Thanks for the images posted as this makes a huge difference in commenting. Considering those images I really don’t think you want to be using any sort of bit mapped software for “originals”.

What you want here is vector based art work at the minimum. A 3D solid molded might have some advantages but a 2D CAD file would also work.

Quote Originally Posted by JohnnyScience View Post
Thanks for the responses, I apologize for the delay.

So most of what I want are images that I have as jpeg that are either 1600x1600 or 3500x3500 pixels

They range from basic, to a bit more detailed on a few.

What do you guys think?

The last one titled Christen lamen is the most detailed, but on average it's the basic line drawings
Yes it is the fact they are basic line drawings that suggest moving to a vector based image would be a good idea. It would be a bad idea to try to stretch or compress any bit map and expect good results. Scaling algorithms have gotten much better but there is a real limit and exceeding those limits can lead to artifacts in your image.
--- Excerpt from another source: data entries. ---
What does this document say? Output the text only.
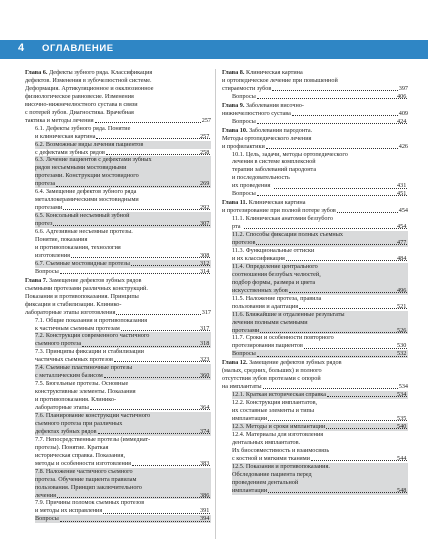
4 ОГЛАВЛЕНИЕ
Глава 6. Дефекты зубного ряда. Классификация
дефектов. Изменения в зубочелюстной системе.
Деформация. Артикуляционное и окклюзионное
физиологическое равновесие. Изменения
височно-нижнечелюстного сустава в связи
с потерей зубов. Диагностика. Врачебная
тактика и методы лечения	257
6.1. Дефекты зубного ряда. Понятие
и клиническая картина	257
6.2. Возможные виды лечения пациентов
с дефектами зубных рядов	258
6.3. Лечение пациентов с дефектами зубных
рядов несъемными мостовидными
протезами. Конструкции мостовидного
протеза	269
6.4. Замещение дефектов зубного ряда
металлокерамическими мостовидными
протезами	292
6.5. Консольный несъемный зубной
протез	307
6.6. Адгезивные несъемные протезы.
Понятие, показания
и противопоказания, технология
изготовления	308
6.7. Съемные мостовидные протезы	312
Вопросы	314
Глава 7. Замещение дефектов зубных рядов
съемными протезами различных конструкций.
Показания и противопоказания. Принципы
фиксации и стабилизации. Клинико-
лабораторные этапы изготовления	317
7.1. Общие показания и противопоказания
к частичным съемным протезам	317
7.2. Конструкция современного частичного
съемного протеза	318
7.3. Принципы фиксации и стабилизации
частичных съемных протезов	323
7.4. Съемные пластиночные протезы
с металлическим базисом	360
7.5. Бюгельные протезы. Основные
конструктивные элементы. Показания
и противопоказания. Клинико-
лабораторные этапы	364
7.6. Планирование конструкции частичного
съемного протеза при различных
дефектах зубных рядов	374
7.7. Непосредственные протезы (иммедиат-
протезы). Понятие. Краткая
историческая справка. Показания,
методы и особенности изготовления	383
7.8. Наложение частичного съемного
протеза. Обучение пациента правилам
пользования. Принцип заключительного
лечения	386
7.9. Причины поломок съемных протезов
и методы их исправления	391
Вопросы	394
Глава 8. Клиническая картина
и ортопедическое лечение при повышенной
стираемости зубов	397
Вопросы	406
Глава 9. Заболевания височно-
нижнечелюстного сустава	409
Вопросы	424
Глава 10. Заболевания пародонта.
Методы ортопедического лечения
и профилактики	426
10.1. Цель, задачи, методы ортопедического
лечения в системе комплексной
терапии заболеваний пародонта
и последовательность
их проведения	431
Вопросы	451
Глава 11. Клиническая картина
и протезирование при полной потере зубов	454
11.1. Клиническая анатомия беззубого
рта	454
11.2. Способы фиксации полных съемных
протезов	477
11.3. Функциональные оттиски
и их классификация	484
11.4. Определение центрального
соотношения беззубых челюстей,
подбор формы, размера и цвета
искусственных зубов	496
11.5. Наложение протеза, правила
пользования и адаптация	521
11.6. Ближайшие и отдаленные результаты
лечения полными съемными
протезами	526
11.7. Сроки и особенности повторного
протезирования пациентов	530
Вопросы	532
Глава 12. Замещение дефектов зубных рядов
(малых, средних, больших) и полного
отсутствия зубов протезами с опорой
на имплантаты	534
12.1. Краткая историческая справка	534
12.2. Конструкция имплантатов,
их составные элементы и типы
имплантации	535
12.3. Методы и сроки имплантации	540
12.4. Материалы для изготовления
дентальных имплантатов.
Их биосовместимость и взаимосвязь
с костной и мягкими тканями	544
12.5. Показания и противопоказания.
Обследование пациента перед
проведением дентальной
имплантации	548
Some of your images might be suitable for parametric modeling where one file defines the shap and allows scaling to fit the various board sizes you want to engrave. On the other hand a good CAD program or a vector based drawing program will let you reproduce these rather fast. There are a number of free 2D CAD capable apps online, I’d look at one of these to generate your drawings in.
I'm looking to have them engraved on wood panels 20x20 inches

Will I get high quality engraving from these images once converted for CNC?
That depends on many factors, in general you will be far better off generating CAD (vector) drawings for this artwork. This especially if we are talking any sort of production
Also, are the vector images I'm used to associating with photoshop the same kind that are used for CNC? If so I could have someone convert them for me and then just need to find someone to convert them to the proper CNC file
Photo shop does bitmaps, at least to the best of my knowledge as I’ve never used Photoshop. There are better online descriptions of the differences between vector based images and bitmaps than I can reproduce here. In simple terms though vector based images are formed from a set of instructions that are used to draw an image. Vector based drawings can be precise.

As for the conversion it would really pay to learn to do this yourself. A couple of reasons here, one is that the images are simple and a good place to learn CAD. Another reason is that you may need to tweak the files to get the results you want in wood. The big problem is the sharp angles that may be hard to reproduce with the tooling you may be using. This is likely why the laxer suggestion was made above. In any event the tooling you use wil likely impact how some of those corners will look. Sometimes you can tweak the drawings to improve the the result in hard materials other times you will need different tooling. In other words it may be a bit difficult to reproduce some of those very sharp angles in a way that you like on a router. Depth of cut and cutter design all impact how the images will be reproduced in wood.